Lemma: $x_0$ is an extreme point of $C$ iff $x_0 \in C$ and $\mathbb{sp} \{ \gamma_i \}_{i \in I_{x_0}} = \mathbb{R}^n$.
Proof: ($\implies$): Suppose $x_0$ is an extreme point of $C$, but $\mathbb{sp} \{ \gamma_i \}_{i \in I_{x_0}} \neq  \mathbb{R}^n$. Then choose a non-zero $h \in \mathbb{sp} \{ \gamma_i \}_{i \in I_{x_0}}^{\bot}$. Furthermore note that if $ i \notin I_{x_0}$, then there exists a neighborhood $U$ of $x_0$ such that $i \notin I_x$, forall $x \in U$. Now consider the points $x_0 + \lambda h$, and observe that for $\lambda$ small enough, $x_0 \pm\lambda h \in C$ (since all constraints are satisfied). We can write $x_0 = \frac{1}{2} ( (x_0+\lambda h) + (x_0-\lambda h))$ which contradicts the fact that $x_0$ is extreme.
($\impliedby$): Now suppose $x_0 \in C$ and $\mathbb{sp} \{ \gamma_i \}_{i \in I_{x_0}} = \mathbb{R}^n$. Suppose $x_0 = \lambda x + (1-\lambda) y$, with $x,y \in C$, and $\lambda \in (0,1)$. Let $i \in I_{x_0}$, then $g_i(x_0) = \lambda g_i(x) + (1-\lambda) g_i(y) = 0$. It follows that $g_i(x) = g_i(y) = 0$, from which we have $\langle \gamma_i, x_0 \rangle = \langle \gamma_i, x \rangle = \langle \gamma_i, y \rangle$, for all $i \in I_{x_0}$. However, this implies that $x_0-x$ and $x_0-y$ lie in the complement of $\mathbb{sp} \{ \gamma_i \}_{i \in I_{x_0}}$, which is $\{ 0 \}$ by assumption. Hence $x = y = x_0$. It follows that $x_0$ is extreme.

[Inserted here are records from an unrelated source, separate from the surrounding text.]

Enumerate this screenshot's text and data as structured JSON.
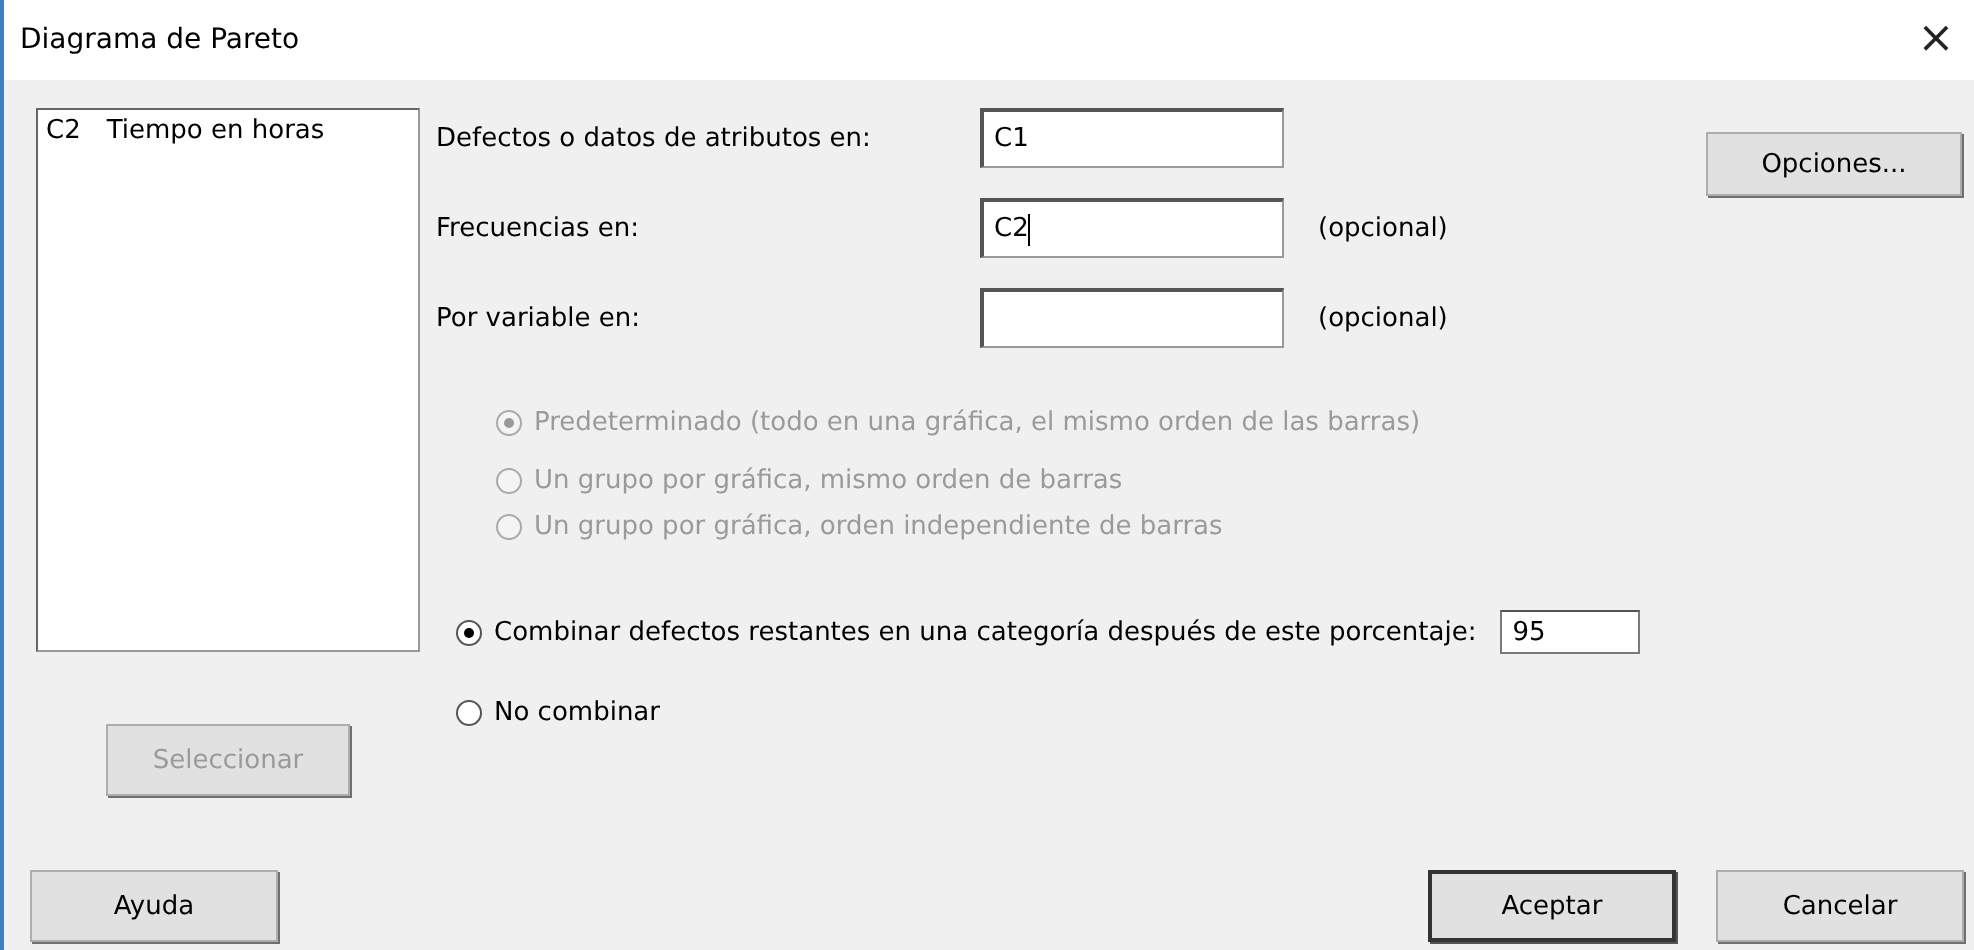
{
  "window": {
    "title": "Diagrama de Pareto",
    "close": "×"
  },
  "variables": [
    {
      "column": "C2",
      "name": "Tiempo en horas",
      "selected": false
    }
  ],
  "select_button": {
    "label": "Seleccionar",
    "disabled": true
  },
  "fields": [
    {
      "label": "Defectos o datos de atributos en:",
      "value": "C1",
      "focused": false
    },
    {
      "label": "Frecuencias en:",
      "value": "C2",
      "focused": true,
      "note": "(opcional)"
    },
    {
      "label": "Por variable en:",
      "focused": false,
      "note": "(opcional)"
    }
  ],
  "options_button": "Opciones...",
  "by_variable_options": [
    {
      "label": "Predeterminado (todo en una gráfica, el mismo orden de las barras)",
      "selected": true,
      "disabled": true
    },
    {
      "label": "Un grupo por gráfica, mismo orden de barras",
      "selected": false,
      "disabled": true
    },
    {
      "label": "Un grupo por gráfica, orden independiente de barras",
      "selected": false,
      "disabled": true
    }
  ],
  "combine_options": [
    {
      "kind": "with_field",
      "label": "Combinar defectos restantes en una categoría después de este porcentaje:",
      "value": "95",
      "selected": true,
      "disabled": false
    },
    {
      "kind": "plain",
      "label": "No combinar",
      "selected": false,
      "disabled": false
    }
  ],
  "buttons": [
    {
      "label": "Ayuda",
      "default": false
    },
    {
      "label": "Aceptar",
      "default": true
    },
    {
      "label": "Cancelar",
      "default": false
    }
  ]
}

Now back to the set $B$. Let $x$ be an extreme point of $B$. $B$ is defined by $2n+1$ constraints, however of the $2n$ constraints $x_i \in [0,1]$, at most $n$ can be active. Hence at most $n+1$ constraints can be active (and any $n$ of these are linearly independent).
There are two possibilities: (1) $x_1+...+x_n = k$. In this case, $n-1$ of the other constraints must be active (ie, $x_i$ is either $0$ or $1$ for $n-1$ indices $i$). Since $k$ is an integer, it then follows that the remaining $x_i$ must also be $0$ or $1$. Thus $x = \sum_{j \in J} e_j$, where $|J| = k$. (2) $x_1+...+x_n < k$. In this case all of the $x_i$ must be either $0$ or $1$ (at most $k-1$ can be $1$, of course). This gives $x = \sum_{j \in J} e_j$, where $|J| < k$.
This characterizes the extreme points of $B$ as having the form $x = \sum_{j \in J} e_j$, where $|J| \leq k$, and it a straightforward observation to note that all such $x$ satisfy $x \in A$. Hence we have the desired result.